L-NIL is a potent and selective inhibitor of inducible NO synthase with IC50s of 3.3 and 92 μM for mouse inducible NO synthase and rat brain constitutive NO synthase, respectively.
L-NIL produces a concentration-dependent inhibition of both the mouse inducible NOS (miNOS) and the rat brain constitutive NOS (rcNOS) and is considerably more potent for miNOS. The IC50 values for L-NIL with miNOS and rcNOS are 3.3 and 92 pM, respectively, indicating that L-NIL is 28-fold more selective for miNOS. In addition, L-NIL has approximately 6-fold greater potency for miNOS than either L-NMA or L-NNA[1].
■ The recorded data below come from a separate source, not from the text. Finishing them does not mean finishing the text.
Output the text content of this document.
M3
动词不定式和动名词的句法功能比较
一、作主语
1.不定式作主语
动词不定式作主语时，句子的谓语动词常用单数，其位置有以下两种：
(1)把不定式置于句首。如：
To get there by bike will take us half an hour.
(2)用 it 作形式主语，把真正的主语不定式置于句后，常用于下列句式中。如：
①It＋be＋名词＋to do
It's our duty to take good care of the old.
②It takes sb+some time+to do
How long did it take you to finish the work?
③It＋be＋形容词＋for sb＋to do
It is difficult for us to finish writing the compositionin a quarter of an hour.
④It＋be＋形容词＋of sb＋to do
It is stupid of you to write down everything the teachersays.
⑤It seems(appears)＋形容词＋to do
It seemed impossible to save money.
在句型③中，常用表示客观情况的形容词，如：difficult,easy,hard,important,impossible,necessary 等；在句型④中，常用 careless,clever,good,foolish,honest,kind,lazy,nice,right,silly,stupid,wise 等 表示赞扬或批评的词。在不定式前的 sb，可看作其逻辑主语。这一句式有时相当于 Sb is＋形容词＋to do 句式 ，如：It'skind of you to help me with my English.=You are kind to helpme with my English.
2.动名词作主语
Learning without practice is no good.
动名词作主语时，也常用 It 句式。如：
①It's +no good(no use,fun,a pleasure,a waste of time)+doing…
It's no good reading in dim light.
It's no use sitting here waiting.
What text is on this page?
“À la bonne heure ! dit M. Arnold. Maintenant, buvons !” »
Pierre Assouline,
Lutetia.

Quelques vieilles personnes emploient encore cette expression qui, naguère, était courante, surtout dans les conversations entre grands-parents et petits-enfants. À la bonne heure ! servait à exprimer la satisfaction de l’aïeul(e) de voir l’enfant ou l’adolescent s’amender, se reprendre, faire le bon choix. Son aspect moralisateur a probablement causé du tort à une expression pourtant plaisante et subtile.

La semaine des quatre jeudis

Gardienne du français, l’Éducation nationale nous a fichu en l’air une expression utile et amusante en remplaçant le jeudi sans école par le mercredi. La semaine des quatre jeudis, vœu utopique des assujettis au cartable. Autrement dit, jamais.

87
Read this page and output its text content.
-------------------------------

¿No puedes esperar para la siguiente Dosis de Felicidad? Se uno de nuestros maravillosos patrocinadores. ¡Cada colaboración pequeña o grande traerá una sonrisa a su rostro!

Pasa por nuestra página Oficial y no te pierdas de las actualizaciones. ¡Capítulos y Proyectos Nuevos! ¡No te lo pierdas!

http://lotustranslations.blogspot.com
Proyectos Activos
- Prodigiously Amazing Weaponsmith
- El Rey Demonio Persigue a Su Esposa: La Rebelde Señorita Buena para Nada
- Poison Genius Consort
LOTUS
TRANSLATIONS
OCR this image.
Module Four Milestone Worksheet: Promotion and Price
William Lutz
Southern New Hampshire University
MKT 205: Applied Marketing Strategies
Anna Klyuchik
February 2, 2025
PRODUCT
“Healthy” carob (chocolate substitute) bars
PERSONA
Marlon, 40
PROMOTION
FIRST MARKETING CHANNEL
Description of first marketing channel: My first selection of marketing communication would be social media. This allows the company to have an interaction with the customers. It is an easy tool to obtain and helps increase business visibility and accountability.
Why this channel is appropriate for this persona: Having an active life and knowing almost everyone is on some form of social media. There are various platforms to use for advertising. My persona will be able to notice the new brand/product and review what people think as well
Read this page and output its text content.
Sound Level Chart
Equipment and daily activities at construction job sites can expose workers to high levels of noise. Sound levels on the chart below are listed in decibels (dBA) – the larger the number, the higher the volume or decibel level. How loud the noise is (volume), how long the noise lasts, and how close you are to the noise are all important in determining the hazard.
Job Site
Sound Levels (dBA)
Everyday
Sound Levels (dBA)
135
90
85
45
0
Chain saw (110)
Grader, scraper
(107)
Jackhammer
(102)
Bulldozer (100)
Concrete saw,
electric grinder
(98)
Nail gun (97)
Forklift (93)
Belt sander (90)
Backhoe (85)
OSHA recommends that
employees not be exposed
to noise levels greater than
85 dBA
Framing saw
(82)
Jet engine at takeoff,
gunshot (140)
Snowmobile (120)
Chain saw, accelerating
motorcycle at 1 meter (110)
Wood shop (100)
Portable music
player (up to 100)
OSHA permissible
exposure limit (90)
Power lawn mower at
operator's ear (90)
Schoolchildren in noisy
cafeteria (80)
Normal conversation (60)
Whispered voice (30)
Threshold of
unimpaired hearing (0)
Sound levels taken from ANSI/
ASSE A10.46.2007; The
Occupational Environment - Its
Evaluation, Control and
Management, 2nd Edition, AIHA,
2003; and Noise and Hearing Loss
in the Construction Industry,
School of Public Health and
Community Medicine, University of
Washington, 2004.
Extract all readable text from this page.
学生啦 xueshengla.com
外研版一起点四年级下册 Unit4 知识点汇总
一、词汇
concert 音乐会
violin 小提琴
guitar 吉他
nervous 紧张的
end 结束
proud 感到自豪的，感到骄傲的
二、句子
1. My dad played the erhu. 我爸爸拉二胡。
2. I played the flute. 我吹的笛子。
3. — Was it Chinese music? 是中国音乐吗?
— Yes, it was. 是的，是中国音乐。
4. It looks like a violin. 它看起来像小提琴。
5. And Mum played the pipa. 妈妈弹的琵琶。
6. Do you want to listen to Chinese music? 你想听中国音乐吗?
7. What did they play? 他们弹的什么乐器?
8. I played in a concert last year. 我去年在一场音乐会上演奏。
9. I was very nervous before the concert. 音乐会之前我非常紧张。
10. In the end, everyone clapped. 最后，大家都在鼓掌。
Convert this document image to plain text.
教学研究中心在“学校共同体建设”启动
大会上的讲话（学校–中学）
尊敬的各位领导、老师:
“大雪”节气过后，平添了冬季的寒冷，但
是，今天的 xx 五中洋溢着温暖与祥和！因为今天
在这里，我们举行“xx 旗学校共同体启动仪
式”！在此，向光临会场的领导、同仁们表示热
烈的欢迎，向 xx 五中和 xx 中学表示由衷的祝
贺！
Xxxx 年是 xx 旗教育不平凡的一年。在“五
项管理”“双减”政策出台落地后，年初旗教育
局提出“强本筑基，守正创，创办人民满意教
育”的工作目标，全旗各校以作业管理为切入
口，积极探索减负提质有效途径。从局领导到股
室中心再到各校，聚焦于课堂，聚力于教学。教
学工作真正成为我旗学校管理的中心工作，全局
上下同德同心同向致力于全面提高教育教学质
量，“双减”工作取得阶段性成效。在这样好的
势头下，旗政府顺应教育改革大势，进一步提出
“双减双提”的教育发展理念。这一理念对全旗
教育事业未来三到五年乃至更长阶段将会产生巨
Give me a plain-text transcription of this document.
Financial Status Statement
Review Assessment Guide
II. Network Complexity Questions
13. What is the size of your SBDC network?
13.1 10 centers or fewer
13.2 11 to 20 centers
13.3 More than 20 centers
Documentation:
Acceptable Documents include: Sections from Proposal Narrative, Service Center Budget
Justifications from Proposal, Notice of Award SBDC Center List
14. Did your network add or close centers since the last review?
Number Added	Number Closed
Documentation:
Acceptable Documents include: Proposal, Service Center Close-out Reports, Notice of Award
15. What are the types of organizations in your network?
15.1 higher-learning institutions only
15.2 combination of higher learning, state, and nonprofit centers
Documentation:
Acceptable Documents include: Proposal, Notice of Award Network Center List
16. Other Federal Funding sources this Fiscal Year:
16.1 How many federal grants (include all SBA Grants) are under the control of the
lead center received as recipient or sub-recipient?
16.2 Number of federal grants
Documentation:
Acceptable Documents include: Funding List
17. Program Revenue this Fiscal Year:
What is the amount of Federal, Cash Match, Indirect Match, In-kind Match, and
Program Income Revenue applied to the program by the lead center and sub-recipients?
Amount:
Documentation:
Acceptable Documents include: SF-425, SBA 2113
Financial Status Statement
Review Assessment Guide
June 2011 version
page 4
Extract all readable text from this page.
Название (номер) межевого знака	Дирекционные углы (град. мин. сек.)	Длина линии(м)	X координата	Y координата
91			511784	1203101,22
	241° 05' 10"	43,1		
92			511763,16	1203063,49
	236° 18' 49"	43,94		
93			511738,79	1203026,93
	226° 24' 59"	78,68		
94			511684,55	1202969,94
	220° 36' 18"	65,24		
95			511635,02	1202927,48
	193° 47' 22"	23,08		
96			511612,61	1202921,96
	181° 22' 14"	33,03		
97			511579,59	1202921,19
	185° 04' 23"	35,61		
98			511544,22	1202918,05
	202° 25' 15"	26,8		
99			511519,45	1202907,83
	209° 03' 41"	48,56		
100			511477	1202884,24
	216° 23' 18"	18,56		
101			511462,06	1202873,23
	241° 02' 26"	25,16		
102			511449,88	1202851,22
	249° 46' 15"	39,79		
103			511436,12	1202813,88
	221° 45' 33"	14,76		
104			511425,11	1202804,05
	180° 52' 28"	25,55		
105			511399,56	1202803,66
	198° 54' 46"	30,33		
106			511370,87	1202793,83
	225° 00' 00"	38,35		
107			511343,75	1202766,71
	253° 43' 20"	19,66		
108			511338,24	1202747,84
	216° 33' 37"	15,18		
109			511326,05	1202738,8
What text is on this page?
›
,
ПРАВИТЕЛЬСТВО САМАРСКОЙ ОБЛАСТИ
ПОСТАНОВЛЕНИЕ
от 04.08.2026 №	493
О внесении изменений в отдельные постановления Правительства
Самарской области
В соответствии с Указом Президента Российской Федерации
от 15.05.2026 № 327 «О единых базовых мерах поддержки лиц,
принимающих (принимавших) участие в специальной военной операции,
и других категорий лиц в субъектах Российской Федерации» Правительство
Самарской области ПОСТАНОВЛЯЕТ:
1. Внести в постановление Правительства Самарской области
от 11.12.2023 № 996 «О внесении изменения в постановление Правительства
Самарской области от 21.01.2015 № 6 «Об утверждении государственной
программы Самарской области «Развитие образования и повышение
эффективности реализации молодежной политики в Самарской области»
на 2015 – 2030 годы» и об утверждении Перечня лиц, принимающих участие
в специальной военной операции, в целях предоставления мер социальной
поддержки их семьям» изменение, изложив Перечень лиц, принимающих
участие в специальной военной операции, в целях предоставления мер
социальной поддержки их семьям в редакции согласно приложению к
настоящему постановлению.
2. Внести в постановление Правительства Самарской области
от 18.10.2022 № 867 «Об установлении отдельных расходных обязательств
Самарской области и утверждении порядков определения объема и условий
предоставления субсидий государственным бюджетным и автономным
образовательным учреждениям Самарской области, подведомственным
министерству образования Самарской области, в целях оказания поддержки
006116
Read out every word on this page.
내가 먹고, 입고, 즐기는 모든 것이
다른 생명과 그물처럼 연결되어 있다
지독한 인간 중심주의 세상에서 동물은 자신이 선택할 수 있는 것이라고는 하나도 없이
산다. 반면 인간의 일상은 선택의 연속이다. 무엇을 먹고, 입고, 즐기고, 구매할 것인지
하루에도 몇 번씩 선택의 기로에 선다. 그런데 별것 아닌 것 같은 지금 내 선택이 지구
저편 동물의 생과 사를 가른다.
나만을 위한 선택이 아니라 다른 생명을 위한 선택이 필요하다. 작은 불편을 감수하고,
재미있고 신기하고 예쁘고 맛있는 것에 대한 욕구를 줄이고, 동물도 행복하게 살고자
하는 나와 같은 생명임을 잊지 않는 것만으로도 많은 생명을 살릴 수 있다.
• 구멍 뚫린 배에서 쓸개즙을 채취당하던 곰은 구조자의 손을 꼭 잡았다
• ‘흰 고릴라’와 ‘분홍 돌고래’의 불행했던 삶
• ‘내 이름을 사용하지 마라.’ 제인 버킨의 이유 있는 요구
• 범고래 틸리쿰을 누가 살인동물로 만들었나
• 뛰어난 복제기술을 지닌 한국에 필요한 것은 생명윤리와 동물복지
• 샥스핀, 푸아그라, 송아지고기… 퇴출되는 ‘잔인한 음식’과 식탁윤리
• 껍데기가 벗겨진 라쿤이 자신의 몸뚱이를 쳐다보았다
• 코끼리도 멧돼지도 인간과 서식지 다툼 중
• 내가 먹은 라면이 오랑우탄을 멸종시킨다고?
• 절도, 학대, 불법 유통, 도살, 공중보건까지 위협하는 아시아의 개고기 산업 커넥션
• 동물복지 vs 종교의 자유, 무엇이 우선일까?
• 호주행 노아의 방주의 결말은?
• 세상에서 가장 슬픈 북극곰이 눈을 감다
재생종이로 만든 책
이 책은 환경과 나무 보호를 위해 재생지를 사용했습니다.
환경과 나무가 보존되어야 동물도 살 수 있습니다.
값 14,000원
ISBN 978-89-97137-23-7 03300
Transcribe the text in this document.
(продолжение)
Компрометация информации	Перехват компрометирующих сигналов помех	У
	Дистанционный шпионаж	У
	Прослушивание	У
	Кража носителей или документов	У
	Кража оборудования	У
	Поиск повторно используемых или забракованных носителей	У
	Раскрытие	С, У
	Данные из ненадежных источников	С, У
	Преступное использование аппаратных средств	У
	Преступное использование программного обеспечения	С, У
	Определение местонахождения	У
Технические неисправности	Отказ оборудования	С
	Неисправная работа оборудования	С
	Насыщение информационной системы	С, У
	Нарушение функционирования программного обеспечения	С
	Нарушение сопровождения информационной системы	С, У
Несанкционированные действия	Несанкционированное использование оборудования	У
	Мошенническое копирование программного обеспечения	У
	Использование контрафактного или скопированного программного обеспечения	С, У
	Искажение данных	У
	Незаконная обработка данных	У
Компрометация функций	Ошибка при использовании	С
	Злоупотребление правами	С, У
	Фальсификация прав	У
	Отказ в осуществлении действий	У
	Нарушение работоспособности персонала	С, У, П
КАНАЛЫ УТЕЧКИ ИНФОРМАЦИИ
L-NIL may prove particularly useful in determining the role of nitric oxide production by inducible NOS in models of chronic inflammation (e.g., adjuvant arthritis)[1]. L-NIL suppresses the increase in plasma nitrite levels and joint inflammation associated with adjuvant-induced arthritis in a dose-dependent manner. L-NIL attenuates the inducible nitric oxide synthase immunoreactivity in adjuvant-treated rats. L-NIL protects the integrity of the tarsal, talus and calcaneus bones as well as the soft tissue surrounding the joint, while adjuvant controls exhibit severe deterioration of these bones and dramatic soft tissue swelling[2]. L-NIL limits progression of preexisting atherosclerosis in hypercholesterolemic rabbits. Increased intimal collagen accumulation may participate in iNOS-induced atherosclerosis progression[3].
References:
[1]. Moore WM, et al. L-N6-(1-iminoethyl)lysine: a selective inhibitor of inducible nitric oxide synthase. J Med Chem. 1994 Nov 11;37(23):3886-8.
[2]. Connor JR, et al. Suppression of adjuvant-induced arthritis by selective inhibition of inducible nitric oxide synthase. Eur J Pharmacol. 1995 Jan 24;273(1-2):15-24.
[3]. Behr-Roussel D, et al. Effect of chronic treatment with the inducible nitric oxide synthase inhibitor N-iminoethyl-L-lysine or with L-arginine on progression of coronary and aortic atherosclerosis in hypercholesterolemic rabbits. Circulation. 2000 Aug 29;102(9):1033-8.